Population-based studies have firmly established that relatives of patients with MS are at increased risk for the disease.
• Relatives of patients with MS are at increased risk for this disease.
Population based studies have firmly established that relatives of patients with MS are at increased risk for the disease. For example, children of MS patients have a lifetime risk of 3% to 4% for MS compared with 0.1% for unrelated individuals. About 20% of MS patients report having an affected relative. Non-biologically related individuals living with an MS patient (spouses, step-siblings, adopted relatives) are not at increased risk for MS. This demonstrates that genetic factors are almost entirely responsible for the increased risk of MS seen in relatives.
• The HLA-DRB1 gene is a strong biomarker for MS.
In the early 1970s, MS was shown to be associated with the human leukocyte antigen (HLA) region on chromosome 6-in particular the HLA-DRB1 gene. We know now that this locus exerts the single strongest genetic effect in MS (a single copy of the HLA-DRB1*15 risk allele increases risk by 3-fold).
• Many other genes, all involving the immune system, are also involved.
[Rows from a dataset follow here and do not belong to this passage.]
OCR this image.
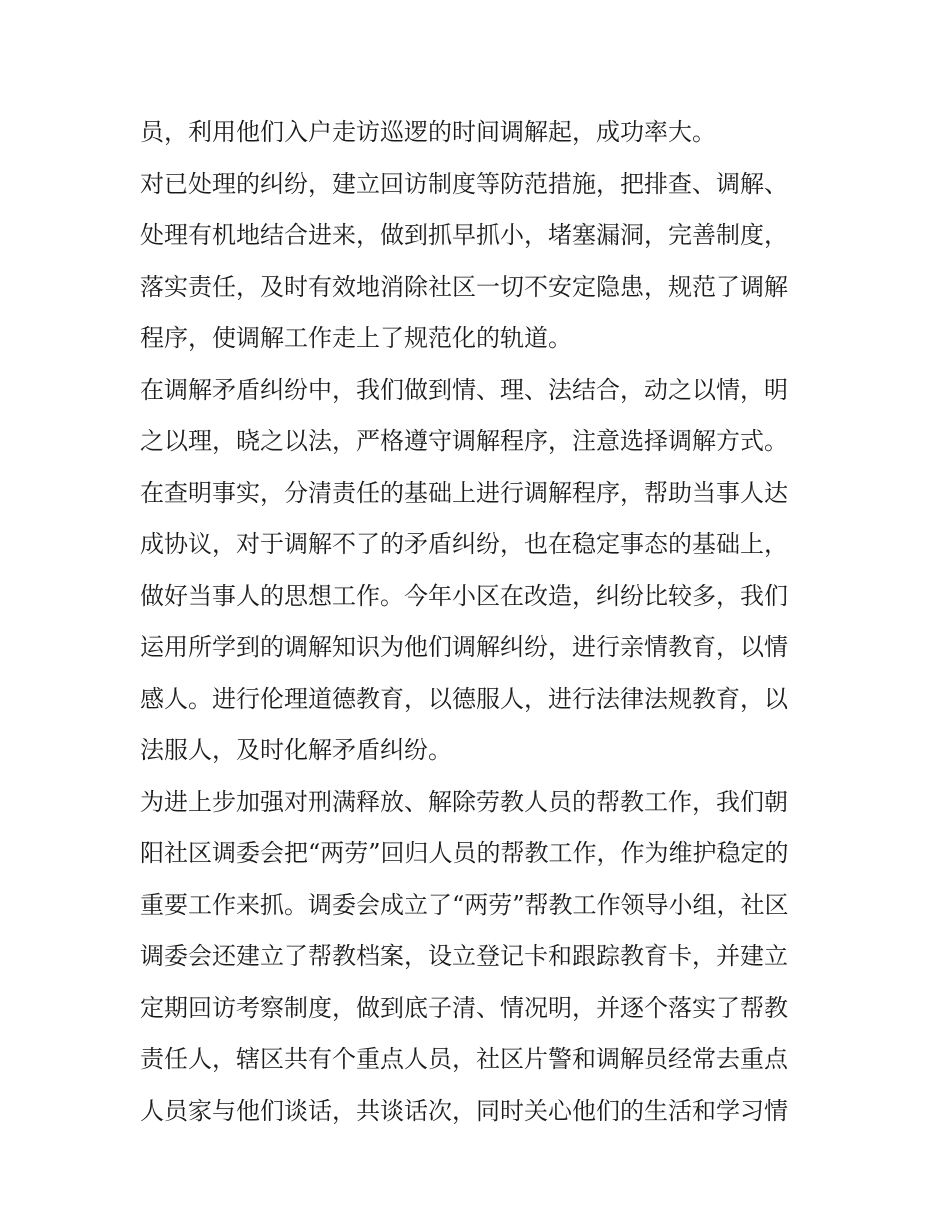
员，利用他们入户走访巡逻的时间调解起，成功率大。
对已处理的纠纷，建立回访制度等防范措施，把排查、调解、
处理有机地结合进来，做到抓早抓小，堵塞漏洞，完善制度，
落实责任，及时有效地消除社区一切不安定隐患，规范了调解
程序，使调解工作走上了规范化的轨道。
在调解矛盾纠纷中，我们做到情、理、法结合，动之以情，明
之以理，晓之以法，严格遵守调解程序，注意选择调解方式。
在查明事实，分清责任的基础上进行调解程序，帮助当事人达
成协议，对于调解不了的矛盾纠纷，也在稳定事态的基础上，
做好当事人的思想工作。今年小区在改造，纠纷比较多，我们
运用所学到的调解知识为他们调解纠纷，进行亲情教育，以情
感人。进行伦理道德教育，以德服人，进行法律法规教育，以
法服人，及时化解矛盾纠纷。
为进上步加强对刑满释放、解除劳教人员的帮教工作，我们朝
阳社区调委会把“两劳”回归人员的帮教工作，作为维护稳定的
重要工作来抓。调委会成立了“两劳”帮教工作领导小组，社区
调委会还建立了帮教档案，设立登记卡和跟踪教育卡，并建立
定期回访考察制度，做到底子清、情况明，并逐个落实了帮教
责任人，辖区共有个重点人员，社区片警和调解员经常去重点
人员家与他们谈话，共谈话次，同时关心他们的生活和学习情
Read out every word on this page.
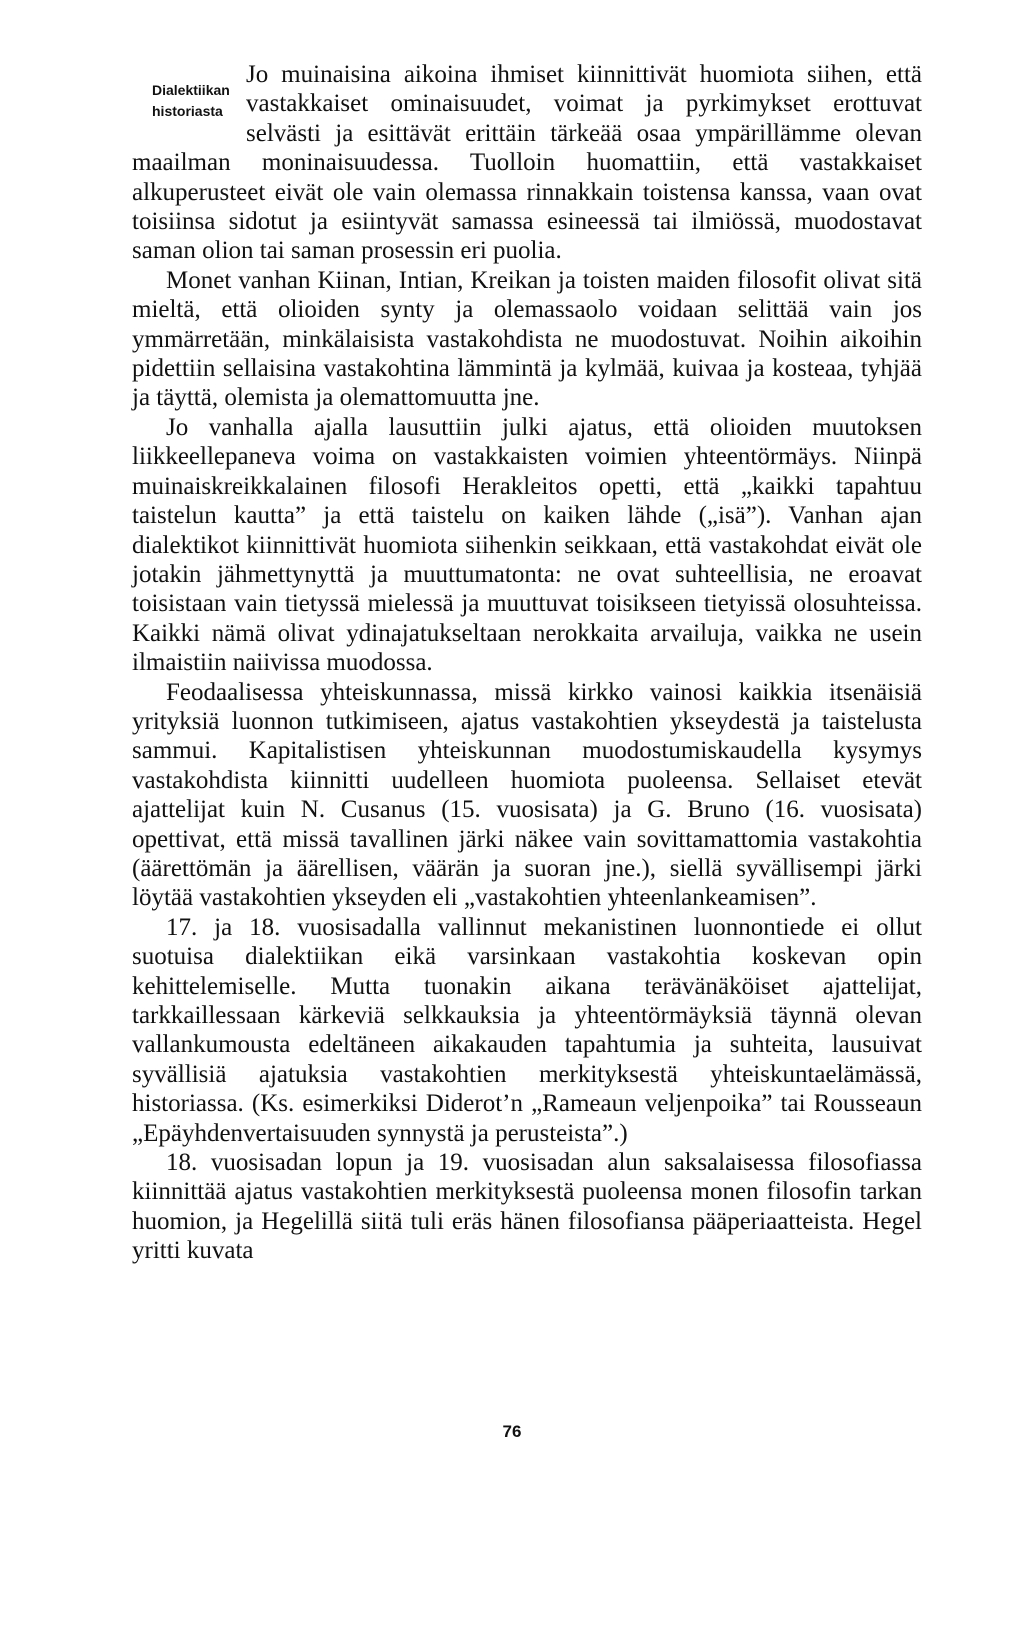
Dialektiikan
historiasta

Jo muinaisina aikoina ihmiset kiinnittivät huomiota siihen, että vastakkaiset ominaisuudet, voimat ja pyrkimykset erottuvat selvästi ja esittävät erittäin tärkeää osaa ympärillämme olevan maailman moninaisuudessa. Tuolloin huomattiin, että vastakkaiset alkuperusteet eivät ole vain olemassa rinnakkain toistensa kanssa, vaan ovat toisiinsa sidotut ja esiintyvät samassa esineessä tai ilmiössä, muodostavat saman olion tai saman prosessin eri puolia.

Monet vanhan Kiinan, Intian, Kreikan ja toisten maiden filosofit olivat sitä mieltä, että olioiden synty ja olemassaolo voidaan selittää vain jos ymmärretään, minkälaisista vastakohdista ne muodostuvat. Noihin aikoihin pidettiin sellaisina vastakohtina lämmintä ja kylmää, kuivaa ja kosteaa, tyhjää ja täyttä, olemista ja olemattomuutta jne.

Jo vanhalla ajalla lausuttiin julki ajatus, että olioiden muutoksen liikkeellepaneva voima on vastakkaisten voimien yhteentörmäys. Niinpä muinaiskreikkalainen filosofi Herakleitos opetti, että „kaikki tapahtuu taistelun kautta” ja että taistelu on kaiken lähde („isä”). Vanhan ajan dialektikot kiinnittivät huomiota siihenkin seikkaan, että vastakohdat eivät ole jotakin jähmettynyttä ja muuttumatonta: ne ovat suhteellisia, ne eroavat toisistaan vain tietyssä mielessä ja muuttuvat toisikseen tietyissä olosuhteissa. Kaikki nämä olivat ydinajatukseltaan nerokkaita arvailuja, vaikka ne usein ilmaistiin naiivissa muodossa.

Feodaalisessa yhteiskunnassa, missä kirkko vainosi kaikkia itsenäisiä yrityksiä luonnon tutkimiseen, ajatus vastakohtien ykseydestä ja taistelusta sammui. Kapitalistisen yhteiskunnan muodostumiskaudella kysymys vastakohdista kiinnitti uudelleen huomiota puoleensa. Sellaiset etevät ajattelijat kuin N. Cusanus (15. vuosisata) ja G. Bruno (16. vuosisata) opettivat, että missä tavallinen järki näkee vain sovittamattomia vastakohtia (äärettömän ja äärellisen, väärän ja suoran jne.), siellä syvällisempi järki löytää vastakohtien ykseyden eli „vastakohtien yhteenlankeamisen”.

17. ja 18. vuosisadalla vallinnut mekanistinen luonnontiede ei ollut suotuisa dialektiikan eikä varsinkaan vastakohtia koskevan opin kehittelemiselle. Mutta tuonakin aikana terävänäköiset ajattelijat, tarkkaillessaan kärkeviä selkkauksia ja yhteentörmäyksiä täynnä olevan vallankumousta edeltäneen aikakauden tapahtumia ja suhteita, lausuivat syvällisiä ajatuksia vastakohtien merkityksestä yhteiskuntaelämässä, historiassa. (Ks. esimerkiksi Diderot’n „Rameaun veljenpoika” tai Rousseaun „Epäyhdenvertaisuuden synnystä ja perusteista”.)

18. vuosisadan lopun ja 19. vuosisadan alun saksalaisessa filosofiassa kiinnittää ajatus vastakohtien merkityksestä puoleensa monen filosofin tarkan huomion, ja Hegelillä siitä tuli eräs hänen filosofiansa pääperiaatteista. Hegel yritti kuvata

76
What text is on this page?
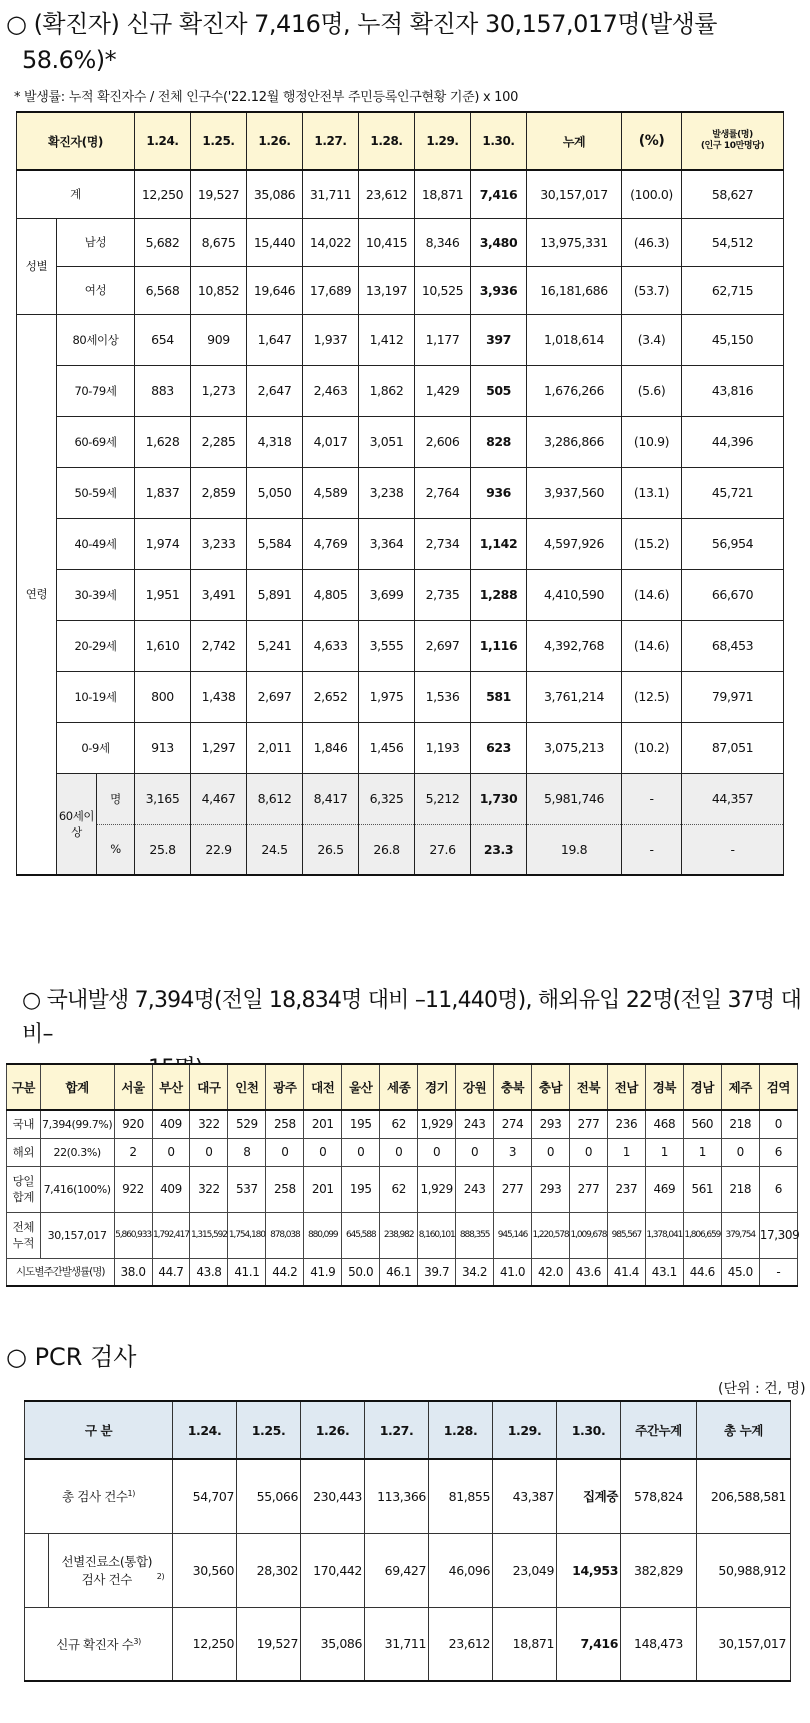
○ (확진자) 신규 확진자 7,416명, 누적 확진자 30,157,017명(발생률
58.6%)*
* 발생률: 누적 확진자수 / 전체 인구수('22.12월 행정안전부 주민등록인구현황 기준) x 100
확진자(명)			1.24.	1.25.	1.26.	1.27.	1.28.	1.29.	1.30.	누계	(%)	발생률(명)
(인구 10만명당)

계			12,250	19,527	35,086	31,711	23,612	18,871	7,416	30,157,017	(100.0)	58,627
성별	남성		5,682	8,675	15,440	14,022	10,415	8,346	3,480	13,975,331	(46.3)	54,512
	여성		6,568	10,852	19,646	17,689	13,197	10,525	3,936	16,181,686	(53.7)	62,715
연령	80세이상		654	909	1,647	1,937	1,412	1,177	397	1,018,614	(3.4)	45,150
	70-79세		883	1,273	2,647	2,463	1,862	1,429	505	1,676,266	(5.6)	43,816
	60-69세		1,628	2,285	4,318	4,017	3,051	2,606	828	3,286,866	(10.9)	44,396
	50-59세		1,837	2,859	5,050	4,589	3,238	2,764	936	3,937,560	(13.1)	45,721
	40-49세		1,974	3,233	5,584	4,769	3,364	2,734	1,142	4,597,926	(15.2)	56,954
	30-39세		1,951	3,491	5,891	4,805	3,699	2,735	1,288	4,410,590	(14.6)	66,670
	20-29세		1,610	2,742	5,241	4,633	3,555	2,697	1,116	4,392,768	(14.6)	68,453
	10-19세		800	1,438	2,697	2,652	1,975	1,536	581	3,761,214	(12.5)	79,971
	0-9세		913	1,297	2,011	1,846	1,456	1,193	623	3,075,213	(10.2)	87,051
	60세이상	명	3,165	4,467	8,612	8,417	6,325	5,212	1,730	5,981,746	-	44,357
		%	25.8	22.9	24.5	26.5	26.8	27.6	23.3	19.8	-	-
○ 국내발생 7,394명(전일 18,834명 대비 –11,440명), 해외유입 22명(전일 37명 대비–
구분	합계	서울	부산	대구	인천	광주	대전	울산	세종	경기	강원	충북	충남	전북	전남	경북	경남	제주	검역
국내	7,394(99.7%)	920	409	322	529	258	201	195	62	1,929	243	274	293	277	236	468	560	218	0
해외	22(0.3%)	2	0	0	8	0	0	0	0	0	0	3	0	0	1	1	1	0	6
당일 합계	7,416(100%)	922	409	322	537	258	201	195	62	1,929	243	277	293	277	237	469	561	218	6
전체 누적	30,157,017	5,860,933	1,792,417	1,315,592	1,754,180	878,038	880,099	645,588	238,982	8,160,101	888,355	945,146	1,220,578	1,009,678	985,567	1,378,041	1,806,659	379,754	17,309
시도별주간발생률(명)		38.0	44.7	43.8	41.1	44.2	41.9	50.0	46.1	39.7	34.2	41.0	42.0	43.6	41.4	43.1	44.6	45.0	-
○ PCR 검사
(단위 : 건, 명)
구 분		1.24.	1.25.	1.26.	1.27.	1.28.	1.29.	1.30.	주간누계	총 누계
총 검사 건수$^{1)}$		54,707	55,066	230,443	113,366	81,855	43,387	집계중	578,824	206,588,581
	선별진료소(통합) 검사 건수 $^{2)}$	30,560	28,302	170,442	69,427	46,096	23,049	14,953	382,829	50,988,912
신규 확진자 수$^{3)}$		12,250	19,527	35,086	31,711	23,612	18,871	7,416	148,473	30,157,017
More recently, through developments in technology, scanning the genome with hundreds of thousands of markers in thousands of MS patients and controls has shown that approximately 60 other genes confer a more modest effect on MS risk (10% to 20% risk increase). These genes all have an immune function, providing overwhelming evidence that MS is an immune-mediated disease.
• More information is on the way.
Despite recent success in identifying genes, we still cannot fully explain the genetic basis of MS. This suggests that more genetic factors remain to be found. While this will likely not help us predict those in whom MS will develop, it may aid in further understanding the disease’s pathogenesis and designing therapeutics.